Standard Deviation is a measure of how spread out a normally distributed set of data is. It is a statistic that tells you how closely all of the data is gathered around the mean in a dataset. The shape of a normal distribution is determined by the mean and the standard deviation. The steeper the bell curve, the smaller the standard deviation. If the data is spread far apart, the bell curve will be much flatter, meaning the standard deviation is large. To study this we will calculate the mean, median, and standard deviation, and also plot the density plot for the Google’s Opening share price.
summary( DataG$Open)
## Min. 1st Qu. Median Mean 3rd Qu. Max.
## 49.4 244.8 398.9 633.1 929.0 2919.0
print(paste("SD =", sd(DataG$Open)))
## [1] "SD = 555.618089985143"
ggdensity(DataG$Open)
Observing the density plot for the Shareprice, we can analyze that the graph is flat , which is due to non-normal data distribution. We can also conclude that the standard deviation is relatively high.

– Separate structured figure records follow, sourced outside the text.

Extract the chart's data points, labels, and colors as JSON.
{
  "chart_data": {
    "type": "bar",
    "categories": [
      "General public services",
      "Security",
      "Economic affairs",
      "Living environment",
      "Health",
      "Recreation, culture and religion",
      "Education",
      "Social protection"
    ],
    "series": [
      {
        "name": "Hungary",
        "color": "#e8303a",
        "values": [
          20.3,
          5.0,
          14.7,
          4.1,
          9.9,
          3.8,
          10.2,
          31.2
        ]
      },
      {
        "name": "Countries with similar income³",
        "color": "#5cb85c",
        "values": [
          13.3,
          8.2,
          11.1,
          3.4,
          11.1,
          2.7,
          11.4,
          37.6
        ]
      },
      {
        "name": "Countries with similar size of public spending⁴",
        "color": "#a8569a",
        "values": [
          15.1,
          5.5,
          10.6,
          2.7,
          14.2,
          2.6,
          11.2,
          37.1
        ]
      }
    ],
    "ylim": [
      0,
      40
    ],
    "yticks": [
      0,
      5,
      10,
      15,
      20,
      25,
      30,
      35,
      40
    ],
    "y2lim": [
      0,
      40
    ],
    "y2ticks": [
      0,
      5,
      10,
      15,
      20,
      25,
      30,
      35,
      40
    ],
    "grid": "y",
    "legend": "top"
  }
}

In a normal distribution, about 68% of the data lies inside +-1 standard deviation, and around 95% of the data lies +-2 standard deviations apart. In order to test our data we will calculate the number of events that lie in 1 standard deviation and number of events in 2 standard deviations.
lower <- mean(DataG$Open)- sd(DataG$Open)
upper <- mean(DataG$Open)+ sd(DataG$Open)
index1 <- DataG$Open > lower &
DataG$Open < upper
y <- DataG[index1,]
x <- sum(index1)/nrow(DataG)
print(paste("1 SD =", x))
## [1] "1 SD = 0.852873030583874"
lower2 <- mean(DataG$Open)- 2*sd(DataG$Open)
upper2 <- mean(DataG$Open)+ 2*sd(DataG$Open)
index2 <- DataG$Open > lower2 &
DataG$Open < upper2
x <- sum(index2)/nrow(DataG)
print(paste("2 SD =", x))
## [1] "2 SD = 0.94902687673772"
gghist <- ggplot( data = DataG, mapping = aes( x = Open) ) + geom_histogram( color = "Black" ,fill="Green", alpha=0.2, binwidth = 12)
gghist +
geom_vline(mapping = aes(
xintercept = mean(Open)), colour = 'Blue') +
geom_vline(mapping = aes(
xintercept = upper), colour = 'Yellow') +
geom_vline(mapping = aes(
xintercept = lower), colour = 'Yellow') +
geom_vline(mapping = aes(
xintercept = upper2), colour = 'Purple') +
geom_vline(mapping = aes(
xintercept = lower2), colour = 'Purple') +
geom_vline(mapping = aes(
xintercept = median(Open)
),
linetype = "dashed", colour = 'Red')
Since for our dataset does not follow the 68 and 95 % of the data distribution we can conclude that the data is not normally distriuted.
We can visualise the data better with geom_boxplot() function and geom_jitter() function.This allows us to focus on where the data is more concentrated. In the graph below we can see that the data is focused more toward the leftside of the graph.
ggplot( data = DataG,
mapping = aes(x = Open, y = 0))+
geom_jitter(mapping = aes(x= Open),data = DataG) +
geom_boxplot(alpha = .2,fill= "Green")
***
To further test the normality of dataset, we used the ggqqplot() function.The data is considered to be normally distributed if the the data lies on the line resembling a perfectly normal dataset.
ggqqplot(DataG$Open)
Based on our observations, we conclude that the Openin shareprice of the Google dataset is not normally distributed.